Ivanov leads Macedonian polls by wide margin

SKOPJE, Macedonia (AP) — Macedonian president Gjorge Ivanov is leading in the country's presidential election, but will require a runoff to see whether he can win a second five-year term.

According to results posted on the state election commission web site Sunday, Ivanov leads his closest rival, Stevo Pendarovski, 51.62 percent to 37.52 percent, with 98.92 percent of the votes counted. Turnout was 48.72 percent of registered voters.

Four candidates were running for the largely ceremonial post. A runoff will take place April 27 among the top two finishers if no candidate wins a majority

Ethnic Albanian voters largely boycotted the presidential election, Macedonia's fifth since the Balkan country gained independence following the breakup of former Yugoslavia in 1991.

Ethnic Albanians, who make up one quarter of the country's population, refrained from taking part in the western and northern parts of the country, where they are the majority. The ethnic Albanian Democratic for Integrations party, or DUI, a junior partner in the government, recommended that voters stay home after the ruling VMRO-DPMNE party refused to their demands for a joint candidate.

The election for president is seen as a barometer of the fortunes of the VMRO-DPMNE ahead of general elections later this month. All the major parties have based their campaigns around having Macedonia join Western organizations like the European Union and NATO, but they differ on how those goals can be achieved.

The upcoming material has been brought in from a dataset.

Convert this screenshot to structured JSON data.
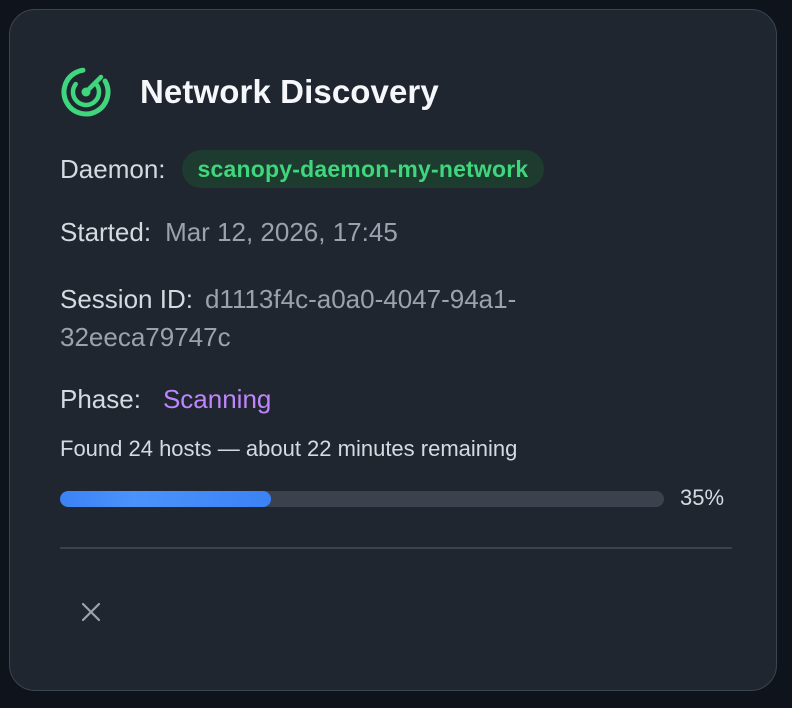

Ivanov, 53, is backed by the conservative VMRO-DPMNE, while Pendarovski, 51, is backed by the main opposition Social-Democrats.

"VMRO-DPMNE and Gjorge Ivanov have won!" senior party official Vlatko Gjorcev said before a cheering crowd at party headquarters late Sunday.

Ivanov himself later addressed the crowd.

"This gives me strength for reforms and the future," he said. "The people have given the answer today."

"The battle is not over," Pendarovski told his own supporters.

Nearly 1.8 million voters were eligible to cast their ballots at some 3,500 polling stations.

No major incidents were reported. But while the VMRO-DPMNE said the election was "peaceful, free and fair," Social-Democrats leader Zoran Zaev accused the conservative government of "stealing votes," insisting that "the first round the will of the people was not represented."

Social-Democrats vice president Radmnila Sekjerinska accused Amdi Bajram, a leader of a party representing the Roma minority, of physically attacking her at one poll station in a Roma school, where she was assigned as observer. Bajram denied the attack.

Civic organization MOST, which had 580 observers deployed all over the country, said a "number of irregularities" were reported, such as family voting.